This is a study of the hemodynamic profile of preterm infants who have septic shock, compared to matched controls. And an analysis of changes after institution of therapy.
Saini SS, Kumar P, Kumar RM: Hemodynamic changes in preterm neonates with septic shock: a prospective observational study. Pediatric critical care medicine: 2014, 15(5):443-450.
This is, I think, almost unique data. There is a previous study of the hemodynamic profile of infants who were thought to have sepsis (from Koert de Waal and Nick Evans) but not, like this study, restricted to that group of babies that are most problematic and high-risk, those in shock.
We really need data like these in order to be able to decide which kinds of therapy to test. I was, based on guesswork rather than data, of the opinion that septic shock in the newborn was often different to the kind of urosepsis that is a common cause of (usually gram negative) septicemia and warm shock in the adult. That was largely based on animal data, particularly data based on animal modelf of GBS sepsis .
This study using mostly echocardiography, along with clincial assessment, studied 52 preterm infants with a diagnosis of septic shock, half of whom had positive cultures. There were 52 infants matched for gestational and postnatal age who served as controls.
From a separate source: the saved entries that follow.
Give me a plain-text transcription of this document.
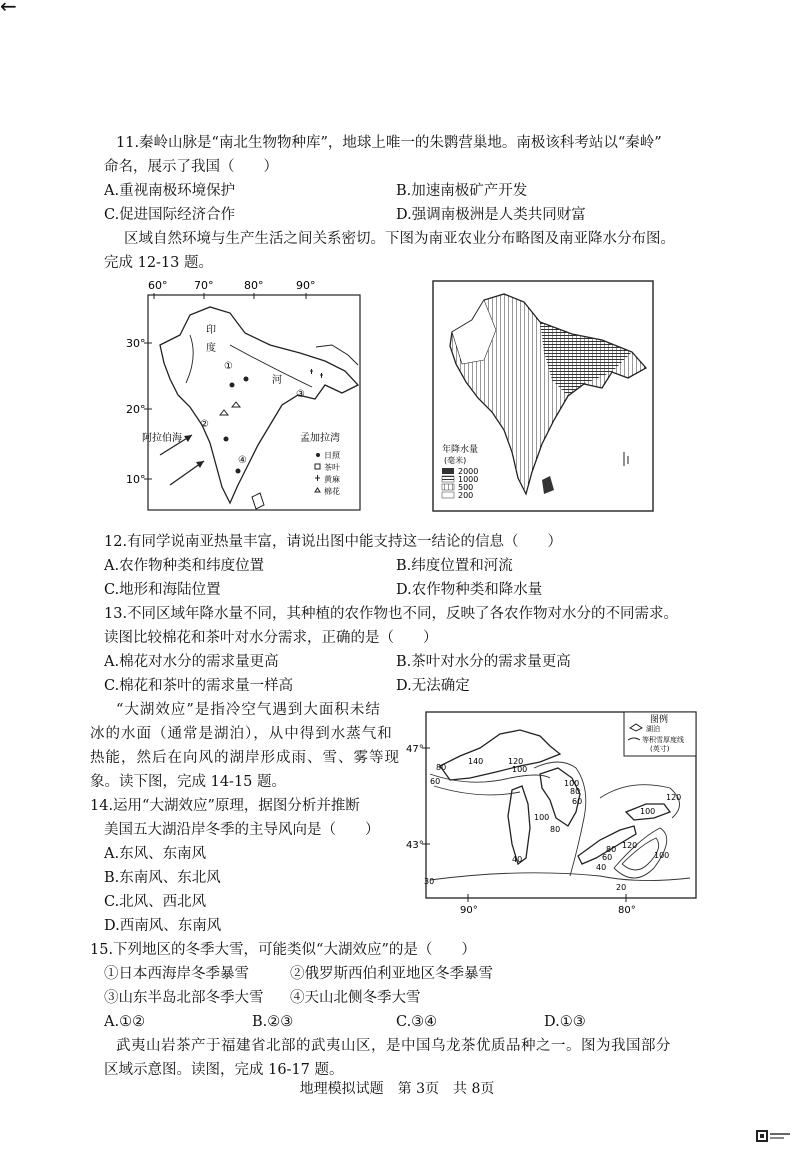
←
11.秦岭山脉是“南北生物物种库”，地球上唯一的朱鹮营巢地。南极该科考站以“秦岭”
命名，展示了我国（　　）
A.重视南极环境保护	B.加速南极矿产开发
C.促进国际经济合作	D.强调南极洲是人类共同财富
区域自然环境与生产生活之间关系密切。下图为南亚农业分布略图及南亚降水分布图。
完成 12-13 题。
60° 70°	80°	90°
30°
20°
10°
印
度
河
阿拉伯海	孟加拉湾
①
②
③
④	日照
茶叶
黄麻
棉花
年降水量
(毫米)
2000
1000
500
200
12.有同学说南亚热量丰富，请说出图中能支持这一结论的信息（　　）
A.农作物种类和纬度位置	B.纬度位置和河流
C.地形和海陆位置	D.农作物种类和降水量
13.不同区域年降水量不同，其种植的农作物也不同，反映了各农作物对水分的不同需求。
读图比较棉花和茶叶对水分需求，正确的是（　　）
A.棉花对水分的需求量更高	B.茶叶对水分的需求量更高
C.棉花和茶叶的需求量一样高	D.无法确定
“大湖效应”是指冷空气遇到大面积未结
冰的水面（通常是湖泊），从中得到水蒸气和
热能，然后在向风的湖岸形成雨、雪、雾等现
象。读下图，完成 14-15 题。
47°
43°
90°	80°
140
80
60
120
100
100
80
60
80
100
120
100
120
40
80
60
40
20
30
100
图例
湖泊
等积雪厚度线
(英寸)
14.运用“大湖效应”原理，据图分析并推断
美国五大湖沿岸冬季的主导风向是（　　）
A.东风、东南风
B.东南风、东北风
C.北风、西北风
D.西南风、东南风
15.下列地区的冬季大雪，可能类似“大湖效应”的是（　　）
①日本西海岸冬季暴雪	②俄罗斯西伯利亚地区冬季暴雪
③山东半岛北部冬季大雪 ④天山北侧冬季大雪
A.①②	B.②③	C.③④	D.①③
武夷山岩茶产于福建省北部的武夷山区，是中国乌龙茶优质品种之一。图为我国部分
区域示意图。读图，完成 16-17 题。
地理模拟试题　第 3页　共 8页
One thing these authors did not do was to divide the cases by cause of sepsis, I think it is likely, or at least possible, that gram negative organisms and their endtoxins lead to a differnet hemodynamic profile than gram positive organisms. Certainly in the studies I mentioned in newborn animals with GBS sepsis, they usually have a low cardiac output, and cold shock, which is a bit different to what these authors show, in their preterms. Of the 26 babies with positive cultures, 18 had gram negative organisms. I guess with only 8 ‘others’ (6 gram positives, 2 fungi) an analysis by type of organism would be problematic, but on the other hand it would have helped people to have preliminary data to see if enterococcal or staphylococcal sepsis might be different.
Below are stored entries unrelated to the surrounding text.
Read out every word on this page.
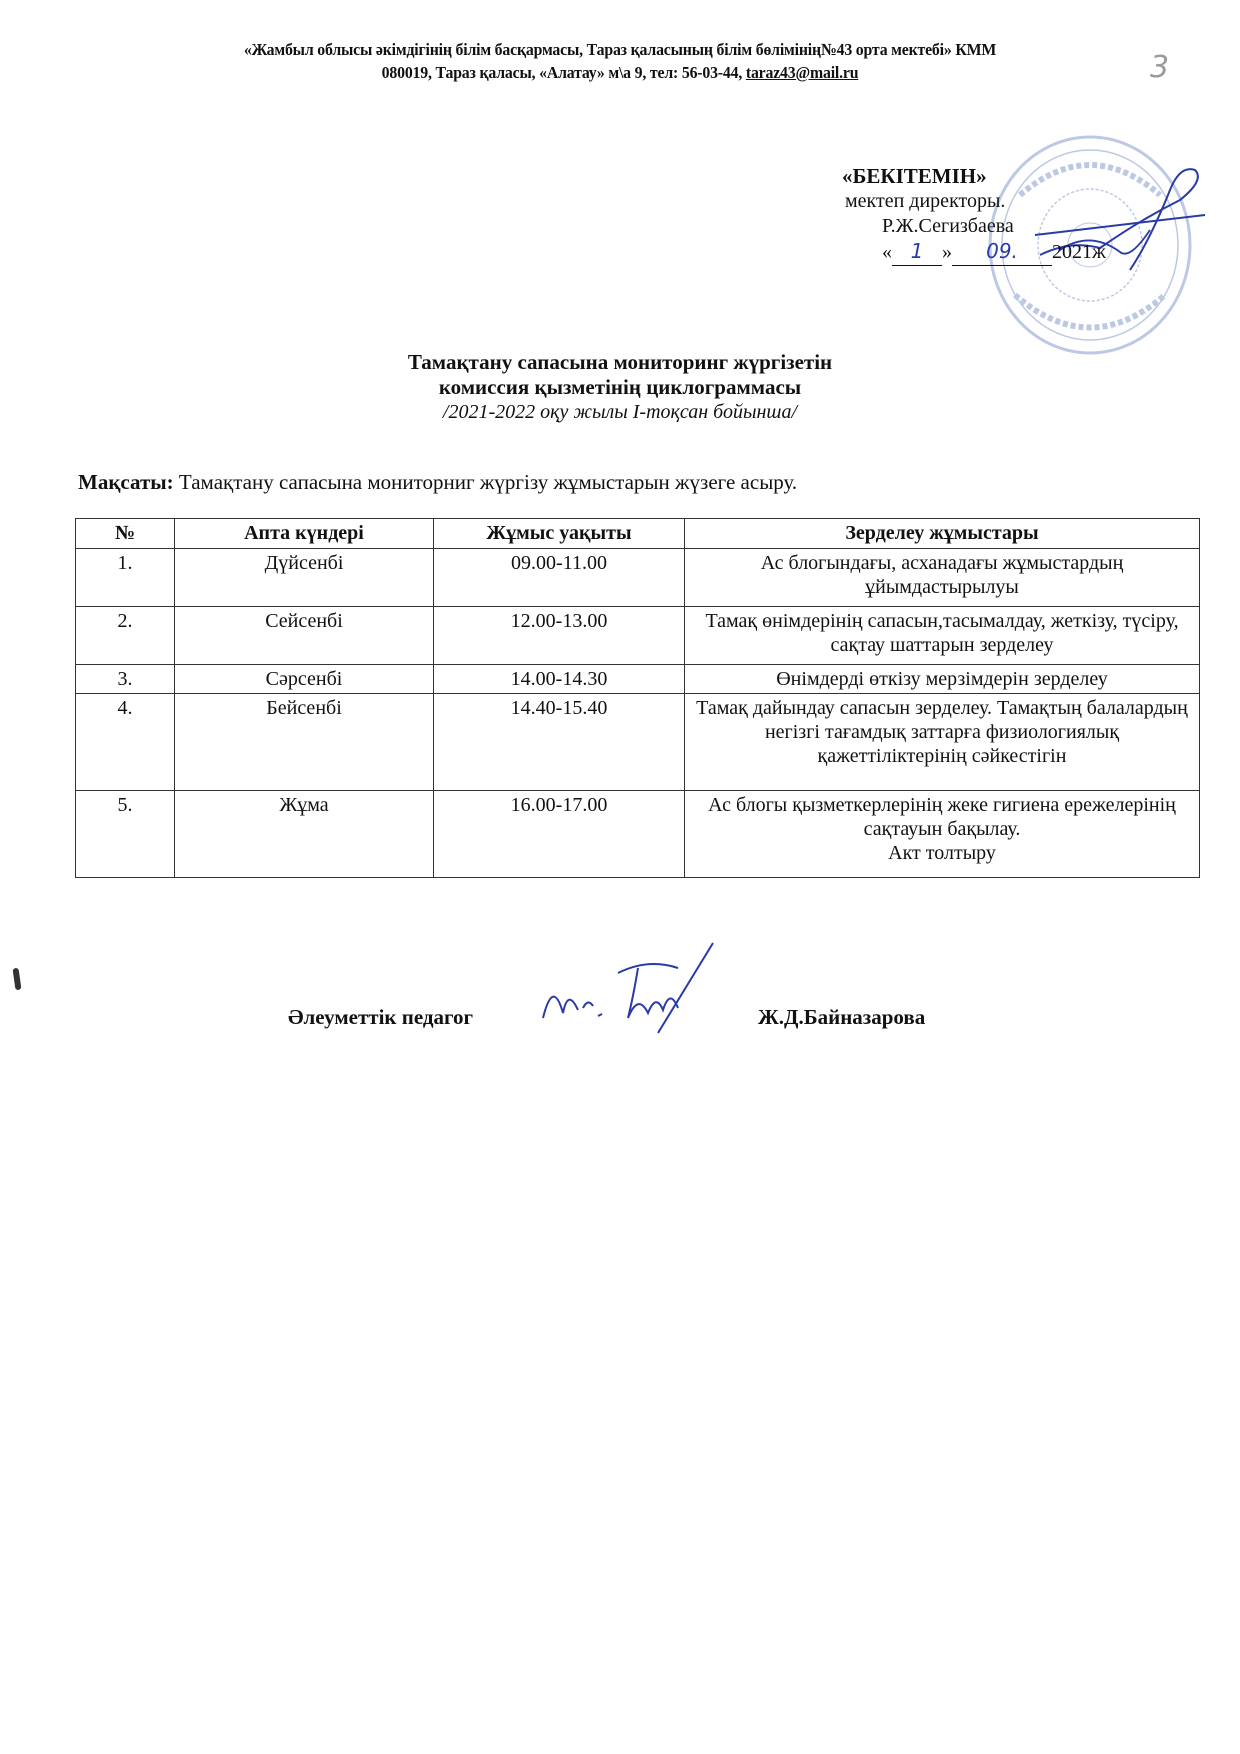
«Жамбыл облысы әкімдігінің білім басқармасы, Тараз қаласының білім бөлімінің№43 орта мектебі» КММ
080019, Тараз қаласы, «Алатау» м\а 9, тел: 56-03-44, taraz43@mail.ru	3
«БЕКІТЕМІН»
мектеп директоры.
Р.Ж.Сегизбаева
« 1 » 09. 2021ж
Тамақтану сапасына мониторинг жүргізетін
комиссия қызметінің циклограммасы
/2021-2022 оқу жылы І-тоқсан бойынша/
Мақсаты: Тамақтану сапасына мониторниг жүргізу жұмыстарын жүзеге асыру.
№	Апта күндері	Жұмыс уақыты	Зерделеу жұмыстары
1.	Дүйсенбі	09.00-11.00	Ас блогындағы, асханадағы жұмыстардың ұйымдастырылуы
2.	Сейсенбі	12.00-13.00	Тамақ өнімдерінің сапасын,тасымалдау, жеткізу, түсіру, сақтау шаттарын зерделеу
3.	Сәрсенбі	14.00-14.30	Өнімдерді өткізу мерзімдерін зерделеу
4.	Бейсенбі	14.40-15.40	Тамақ дайындау сапасын зерделеу. Тамақтың балалардың негізгі тағамдық заттарға физиологиялық қажеттіліктерінің сәйкестігін
5.	Жұма	16.00-17.00	Ас блогы қызметкерлерінің жеке гигиена ережелерінің сақтауын бақылау.
Акт толтыру
Әлеуметтік педагог	Ж.Д.Байназарова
There are some findings, though, which are difficult to understand, for example, the study reports a substantially higher left ventricular output, LVO, in the septic babies than the controls, suggesting vasodilatation as an important cause of the shock, which is understandable, but at the same time, RVO was higher than LVO in both groups, and was essentially the same in the 2 groups, meaning that in the controls RVO was very much higher than LVO, while in the septic shock babies it was only slightly higher.
To have a right ventricular output so much higher than left is quite surprising. Usually, of course, with an open PDA and a left to right shunt, the LVO is higher than the RVO. If there are no shunts at all, the 2 are obviously equivalent. If the RVO is that much higher than the LVO, then maybe the control babies had large left-to-right inter-atrial shunts, which woud be strange, or large right to left PDA shunts, which also wouldn’t make a lot of sense.
Other published data are consistent with what I am saying here, for example, this study (Sirc J, Dempsey EM, Miletin J: Diastolic ventricular function improves during the first 48-hours-of-life in infants weighting <1250 g. Acta Paediatr 2015, 104(1):e1-6.) shows LVO consistently greater than RVO and increasing over the first 48 hours of life.
Which suggests to me that maybe there is a systematic error in the measurements by this group, inflating RVO. So we should treat these data with caution, and note that they suggest that vasodilatation is common in preterm babies with gram negative sepsis, or with negative cultures and similar clinical findings. But they can’t be considered definitive.
Further studies of the hemodynamics of septic shock are need to confirm these findings in the systemic circulation and clarify what is happening in the relative outputs of the 2 ventricles, and the circulatory shunts.
When we look at the effects of therapy, the authors were able to have before and after data from 41 septic babies who receive either dopamine or dobutamine. They didn’t show much in teh way of changes, apart from some increases in heart rate, particularly with dopamine.
More data about infants with septic shock would definitely help to determine which therapies are the most appropriate to study.